Наши комментарии  текста Жука (так его звала Жуковского  Россети)

Первая рукопись

1. Задание по «рассмотрению бумаг покойного Пушкина)  автор письма назвал инквизицией, коя вызывает «беспокойство, в умах производимое, есть состояние вредное: оно, как гнилой воздух, портит кровь и всю конституцию общества и производит наконец те сильные болезни, оканчивающиеся или разрушением, или долгим выздоровлением»

2. О дуэли Пушкина с Дантесом:
 «Пушкин умирает, убитый на дуэли; что произвело эту дуэль, о том ни слова; скажу только, что роль, так бедственно сыгранная Пушкиным в этой трагедии, не есть в ней самая худшая; Пушкин был выведен из себя, потерял голову и заплатил за это дорого. С его стороны было одно бешенство обезумевшей ;?; ревности; с другой стороны, напротив, был и ветреный, и злонамеренный разврат».
Слов о обезумевшее применительно к состоянию бешенства  взято в кавычки ( Жук не уверен, что это уж совсем было безумием…Может безысходностью и адекватнйот реакцией на травлю ..)

3. О Пушкина: 
Пушкин — потеря для целой России; он погиб в цвете жизни, имел гений, каких не много и какие родятся редко; этот гений только что пришел в силу; отеческие заботы подняли его из-под гнета судьбы (им самим на себя навлеченной), примирили с прошедшим, и, наконец, привели бы в порядок и душу его и жизнь, он произвел бы со временем много истинно превосходного и сделался бы славною принадлежностью славного времени своего царя и благотворителя. Этот Пушкин погиб для России.
По мнению Жука  Пушкин был гением , себя не реализовавшим, а только созревшим для создания истинно превосходного , стал бы принадлежностью царя  и прославил бы  его.
По буйным  произведениям  его беспорядочной молодости, его называют демагогическим писателем, мутителем народа. Но Пушкин последних годов уже был не прежний Пушкин.
Как писатель Пушкин не демагогический, а национальный писатель, то есть выразивший в лучших своих произведениях то, что любезно сердцу русскому. Этот Пушкин вдруг погиб

Вторая рукопись

1. Жук оправдывается -  на него был сделан донос слугами усопшего Пушкина  - агентами Бенкендорфа. А может донесла агнетша и еще не вдова? Дубельт  доложил о выносе Жуком трех пакетов. Но Жук положил в шляпу не три, а пять пакетов. Он сказал, чтоо это были письма Пушкина к жене и что он их ей отдал.  А вы бы дали на месте НН письма контролеру?  Нет = то то и оно.

2. 28-го в десять часов утра Император поручил Жуку  запечатать кабинет Пушкина (предоставив ему сжечь все, что найду предосудительного в бумагах).  Пушкин еще не умер … Но сем уже было все ясно и власть похабно занялась своим делом – искать крамолу и искоренять оную на корню.

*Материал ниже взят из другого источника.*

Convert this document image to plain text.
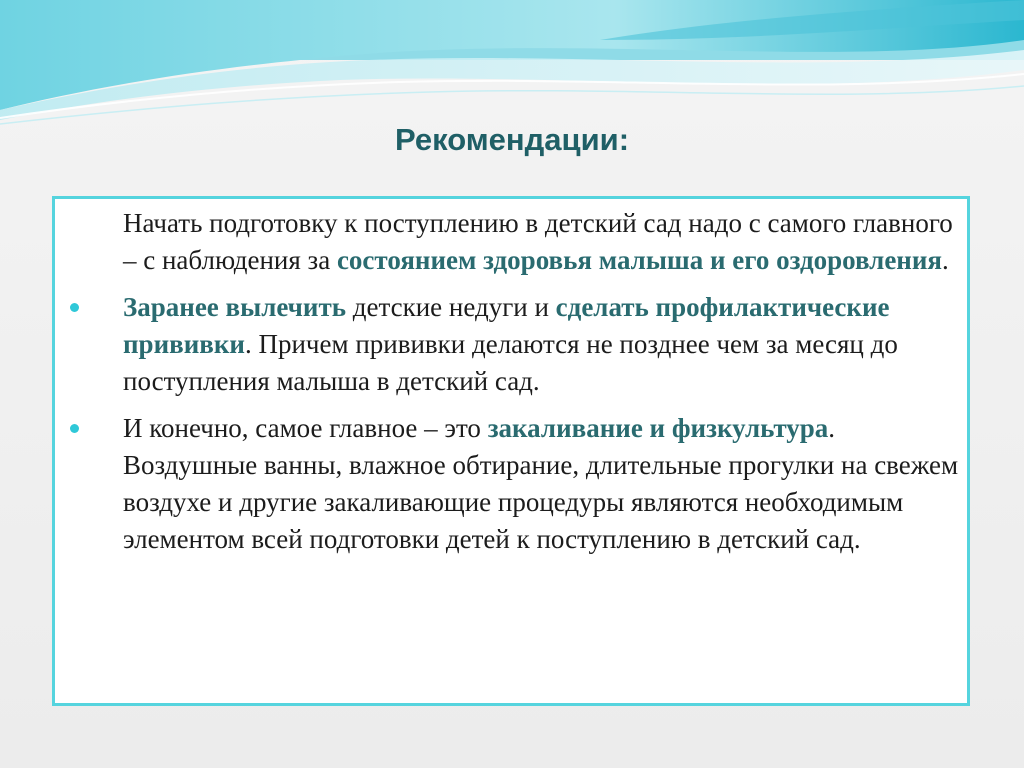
Рекомендации:

Начать подготовку к поступлению в детский сад надо с самого главного – с наблюдения за состоянием здоровья малыша и его оздоровления.

Заранее вылечить детские недуги и сделать профилактические прививки. Причем прививки делаются не позднее чем за месяц до поступления малыша в детский сад.

И конечно, самое главное – это закаливание и физкультура. Воздушные ванны, влажное обтирание, длительные прогулки на свежем воздухе и другие закаливающие процедуры являются необходимым элементом всей подготовки детей к поступлению в детский сад.
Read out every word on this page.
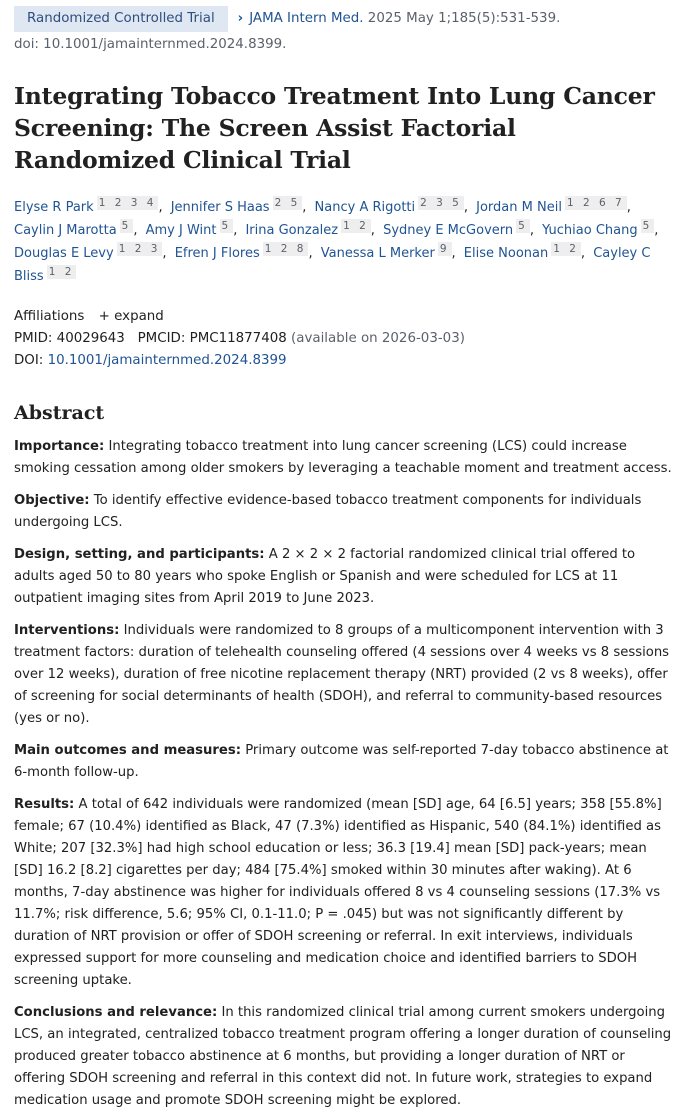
Randomized Controlled Trial	› JAMA Intern Med. 2025 May 1;185(5):531-539.
doi: 10.1001/jamainternmed.2024.8399.
Integrating Tobacco Treatment Into Lung Cancer Screening: The Screen Assist Factorial Randomized Clinical Trial
Elyse R Park 1 2 3 4 , Jennifer S Haas 2 5 , Nancy A Rigotti 2 3 5 , Jordan M Neil 1 2 6 7 , Caylin J Marotta 5 , Amy J Wint 5 , Irina Gonzalez 1 2 , Sydney E McGovern 5 , Yuchiao Chang 5 , Douglas E Levy 1 2 3 , Efren J Flores 1 2 8 , Vanessa L Merker 9 , Elise Noonan 1 2 , Cayley C Bliss 1 2
Affiliations + expand
PMID: 40029643 PMCID: PMC11877408 (available on 2026-03-03)
DOI: 10.1001/jamainternmed.2024.8399
Abstract

Importance: Integrating tobacco treatment into lung cancer screening (LCS) could increase smoking cessation among older smokers by leveraging a teachable moment and treatment access.

Objective: To identify effective evidence-based tobacco treatment components for individuals undergoing LCS.

Design, setting, and participants: A 2 × 2 × 2 factorial randomized clinical trial offered to adults aged 50 to 80 years who spoke English or Spanish and were scheduled for LCS at 11 outpatient imaging sites from April 2019 to June 2023.

Interventions: Individuals were randomized to 8 groups of a multicomponent intervention with 3 treatment factors: duration of telehealth counseling offered (4 sessions over 4 weeks vs 8 sessions over 12 weeks), duration of free nicotine replacement therapy (NRT) provided (2 vs 8 weeks), offer of screening for social determinants of health (SDOH), and referral to community-based resources (yes or no).

Main outcomes and measures: Primary outcome was self-reported 7-day tobacco abstinence at 6-month follow-up.

Results: A total of 642 individuals were randomized (mean [SD] age, 64 [6.5] years; 358 [55.8%] female; 67 (10.4%) identified as Black, 47 (7.3%) identified as Hispanic, 540 (84.1%) identified as White; 207 [32.3%] had high school education or less; 36.3 [19.4] mean [SD] pack-years; mean [SD] 16.2 [8.2] cigarettes per day; 484 [75.4%] smoked within 30 minutes after waking). At 6 months, 7-day abstinence was higher for individuals offered 8 vs 4 counseling sessions (17.3% vs 11.7%; risk difference, 5.6; 95% CI, 0.1-11.0; P = .045) but was not significantly different by duration of NRT provision or offer of SDOH screening or referral. In exit interviews, individuals expressed support for more counseling and medication choice and identified barriers to SDOH screening uptake.

Conclusions and relevance: In this randomized clinical trial among current smokers undergoing LCS, an integrated, centralized tobacco treatment program offering a longer duration of counseling produced greater tobacco abstinence at 6 months, but providing a longer duration of NRT or offering SDOH screening and referral in this context did not. In future work, strategies to expand medication usage and promote SDOH screening might be explored.
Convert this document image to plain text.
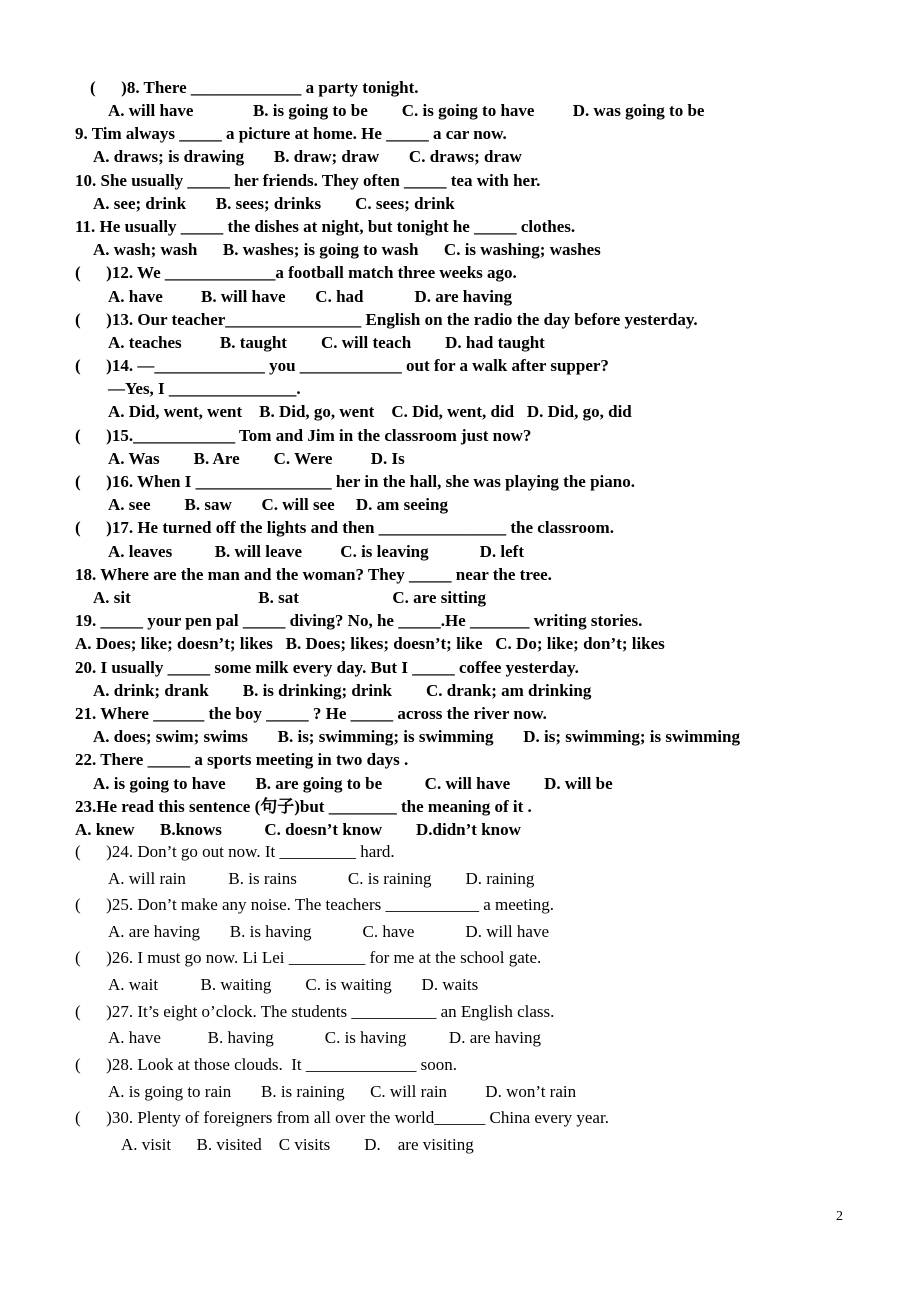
(      )8. There _____________ a party tonight.
A. will have              B. is going to be        C. is going to have         D. was going to be
9. Tim always _____ a picture at home. He _____ a car now.
A. draws; is drawing       B. draw; draw       C. draws; draw
10. She usually _____ her friends. They often _____ tea with her.
A. see; drink       B. sees; drinks        C. sees; drink
11. He usually _____ the dishes at night, but tonight he _____ clothes.
A. wash; wash      B. washes; is going to wash      C. is washing; washes
(      )12. We _____________a football match three weeks ago.
A. have         B. will have       C. had            D. are having
(      )13. Our teacher________________ English on the radio the day before yesterday.
A. teaches         B. taught        C. will teach        D. had taught
(      )14. —_____________ you ____________ out for a walk after supper?
—Yes, I _______________.
A. Did, went, went    B. Did, go, went    C. Did, went, did   D. Did, go, did
(      )15.____________ Tom and Jim in the classroom just now?
A. Was        B. Are        C. Were         D. Is
(      )16. When I ________________ her in the hall, she was playing the piano.
A. see        B. saw       C. will see     D. am seeing
(      )17. He turned off the lights and then _______________ the classroom.
A. leaves          B. will leave         C. is leaving            D. left
18. Where are the man and the woman? They _____ near the tree.
A. sit                              B. sat                      C. are sitting
19. _____ your pen pal _____ diving? No, he _____.He _______ writing stories.
A. Does; like; doesn’t; likes   B. Does; likes; doesn’t; like   C. Do; like; don’t; likes
20. I usually _____ some milk every day. But I _____ coffee yesterday.
A. drink; drank        B. is drinking; drink        C. drank; am drinking
21. Where ______ the boy _____ ? He _____ across the river now.
A. does; swim; swims       B. is; swimming; is swimming       D. is; swimming; is swimming
22. There _____ a sports meeting in two days .
A. is going to have       B. are going to be          C. will have        D. will be
23.He read this sentence (句子)but ________ the meaning of it .
A. knew      B.knows          C. doesn’t know        D.didn’t know
(      )24. Don’t go out now. It _________ hard.
A. will rain          B. is rains            C. is raining        D. raining
(      )25. Don’t make any noise. The teachers ___________ a meeting.
A. are having       B. is having            C. have            D. will have
(      )26. I must go now. Li Lei _________ for me at the school gate.
A. wait          B. waiting        C. is waiting       D. waits
(      )27. It’s eight o’clock. The students __________ an English class.
A. have           B. having            C. is having          D. are having
(      )28. Look at those clouds.  It _____________ soon.
A. is going to rain       B. is raining      C. will rain         D. won’t rain
(      )30. Plenty of foreigners from all over the world______ China every year.
A. visit      B. visited    C visits        D.    are visiting
2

3. Пушкин  поручил Спасскому сжечь одну такую бумагу.

4. О Пушкине:

- Пушкин, проявлявший в молодости враждебность против правительства и вредную нравственность,  в последние годы свои был совершенно не тот = надзор его исправил

- Пушкин однако не избавился до конца, несмотря на все его старания последних лет,  от подозрений и предубеждений

- Пушкин решительно был утвержден в необходимости для России чистого, неограниченного самодержавия, и это не по одной любви к нынешнему Государю, а по своему внутреннему убеждению, основанному на фактах исторических

- Пушкин был решительным противником свободы книгопечатания и в этом он даже доходил до излишествам  и вещал, что цензура должна быть еще более строгой
- Пушкин по убеждению своему он был карлист (монархист);   он признавал короля  (царя0 необходимою гарантиею спокойствия Европы (общества, России), а  непотрясаемость законного наследия короны считал главнейшею опорою гражданского порядка.

- Пушкин был самый жаркий враг революции польской и в этом отношении, как русский, был почти фанатиком

- мнения политические Пушкина были в совершенной противуположности с системой буйных демагогов (еще до 1830-го)

5. О дуэли:

- Пушкин умирает, убитый на дуэле, и убийца его француз, принятый в нашу службу с отличием; этот француз преследовал жену Пушкина и за тот стыд, который нанес его чести, еще убил его на дуэле.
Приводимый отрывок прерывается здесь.